Spectrum Cable still sends my deceased father a bill every month, since their predecessor (Time Warner Cable) refused to take his name off the account. He still gets loads of mail, particularly from political organizations. Every now and then, if there’s a postage-paid envelope inside, I’ll return everything to the organization in question with “HE’S DEAD, STOP SENDING STUFF” written on one of the forms.
A Facebook friend of mine died this summer. Her sister managed to log into her Facebook page to post an announcement. One that gave me no clue as to how she died or if it was expected or unexpected.
But I guess a lot of people didn’t see that message. And her account is still active. So a few weeks ago, Facebook exhorted me to “wish her a Happy Birthday”. Which many of her FB friends did. Lots of “Party On, Karen, have a festive day” type posts.

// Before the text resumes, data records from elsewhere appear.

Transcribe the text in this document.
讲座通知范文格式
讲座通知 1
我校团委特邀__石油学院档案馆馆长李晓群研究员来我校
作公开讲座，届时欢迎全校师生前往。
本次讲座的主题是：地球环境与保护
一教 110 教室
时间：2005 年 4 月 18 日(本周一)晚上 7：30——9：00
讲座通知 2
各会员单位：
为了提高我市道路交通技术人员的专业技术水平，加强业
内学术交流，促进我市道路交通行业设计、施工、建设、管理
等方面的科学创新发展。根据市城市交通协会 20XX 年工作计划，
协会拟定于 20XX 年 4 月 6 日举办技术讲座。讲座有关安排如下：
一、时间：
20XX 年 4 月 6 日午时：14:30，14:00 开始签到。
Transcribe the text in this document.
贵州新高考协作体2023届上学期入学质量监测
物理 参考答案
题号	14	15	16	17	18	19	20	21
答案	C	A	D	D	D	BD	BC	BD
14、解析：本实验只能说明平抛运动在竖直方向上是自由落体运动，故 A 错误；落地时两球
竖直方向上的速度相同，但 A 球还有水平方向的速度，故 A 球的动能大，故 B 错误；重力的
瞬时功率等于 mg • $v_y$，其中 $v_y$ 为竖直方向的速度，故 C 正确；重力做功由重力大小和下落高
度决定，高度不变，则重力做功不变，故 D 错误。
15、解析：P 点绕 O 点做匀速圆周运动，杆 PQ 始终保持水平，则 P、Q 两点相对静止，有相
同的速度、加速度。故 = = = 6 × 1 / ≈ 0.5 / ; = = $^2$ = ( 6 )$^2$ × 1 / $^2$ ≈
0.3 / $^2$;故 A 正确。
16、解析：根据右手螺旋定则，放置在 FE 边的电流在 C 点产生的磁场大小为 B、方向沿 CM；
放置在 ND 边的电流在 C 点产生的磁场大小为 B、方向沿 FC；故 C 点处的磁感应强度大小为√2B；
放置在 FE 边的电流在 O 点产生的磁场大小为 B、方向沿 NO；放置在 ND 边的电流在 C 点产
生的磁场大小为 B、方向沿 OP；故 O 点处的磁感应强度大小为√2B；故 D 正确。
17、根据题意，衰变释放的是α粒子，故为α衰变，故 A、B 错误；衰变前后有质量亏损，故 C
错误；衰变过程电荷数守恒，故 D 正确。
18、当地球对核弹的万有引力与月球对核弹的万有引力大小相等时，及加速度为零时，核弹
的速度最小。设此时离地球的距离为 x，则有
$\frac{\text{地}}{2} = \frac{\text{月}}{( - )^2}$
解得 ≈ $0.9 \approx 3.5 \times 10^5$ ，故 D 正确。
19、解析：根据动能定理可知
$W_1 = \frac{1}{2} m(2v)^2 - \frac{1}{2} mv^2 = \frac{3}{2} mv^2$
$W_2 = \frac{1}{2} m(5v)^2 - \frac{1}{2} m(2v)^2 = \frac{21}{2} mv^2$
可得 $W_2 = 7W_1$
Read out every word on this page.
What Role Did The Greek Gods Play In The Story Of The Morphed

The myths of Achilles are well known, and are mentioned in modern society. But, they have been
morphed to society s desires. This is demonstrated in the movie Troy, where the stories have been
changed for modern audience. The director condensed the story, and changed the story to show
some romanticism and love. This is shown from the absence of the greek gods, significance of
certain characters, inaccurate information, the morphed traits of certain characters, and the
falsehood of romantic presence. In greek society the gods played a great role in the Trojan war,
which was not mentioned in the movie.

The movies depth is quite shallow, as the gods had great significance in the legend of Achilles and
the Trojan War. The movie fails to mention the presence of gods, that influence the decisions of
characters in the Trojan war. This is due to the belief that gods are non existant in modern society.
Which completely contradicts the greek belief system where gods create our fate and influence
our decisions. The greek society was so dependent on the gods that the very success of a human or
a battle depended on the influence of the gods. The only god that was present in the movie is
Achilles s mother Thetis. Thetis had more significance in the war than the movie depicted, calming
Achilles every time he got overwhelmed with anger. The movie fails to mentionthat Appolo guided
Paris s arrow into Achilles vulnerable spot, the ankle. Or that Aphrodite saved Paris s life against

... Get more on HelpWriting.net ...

And several years ago I Facebook friended an old work colleague that had resurfaced long enough to contact me. Shortly afterwards he committed suicide. At which point I realized I was his ONLY FB friend. And once a year I get a birthday notification on him. And I just can’t bring myself to unfriend him.
Fricking dog.
She didn’t used to care about what was happening outside. Then in the last year or so she started barking at people/animals she could see from the front window. Then she started barking at things we couldn’t see, but during the day.
Last night was the first time she was defending us from the invisible space aliens in the middle of the night (started barking at 3:00 am, continued off and on until my normal wake up time of 5:30. We’ll have had her 14 years in July, and she was probably a year old then. My best guess is senility to go with arthritis.
Tonight we’ll try closing the curtain (and probably clip it so she can’t stick her head through the gap).
You.
Was I right? Is it you?
I bet it’s you.
(wtf is Lego head?)
Hey, your peripateticness, why don’t you just zoom on out to California tomorrow, and watch the swallows coming back to Capistrano?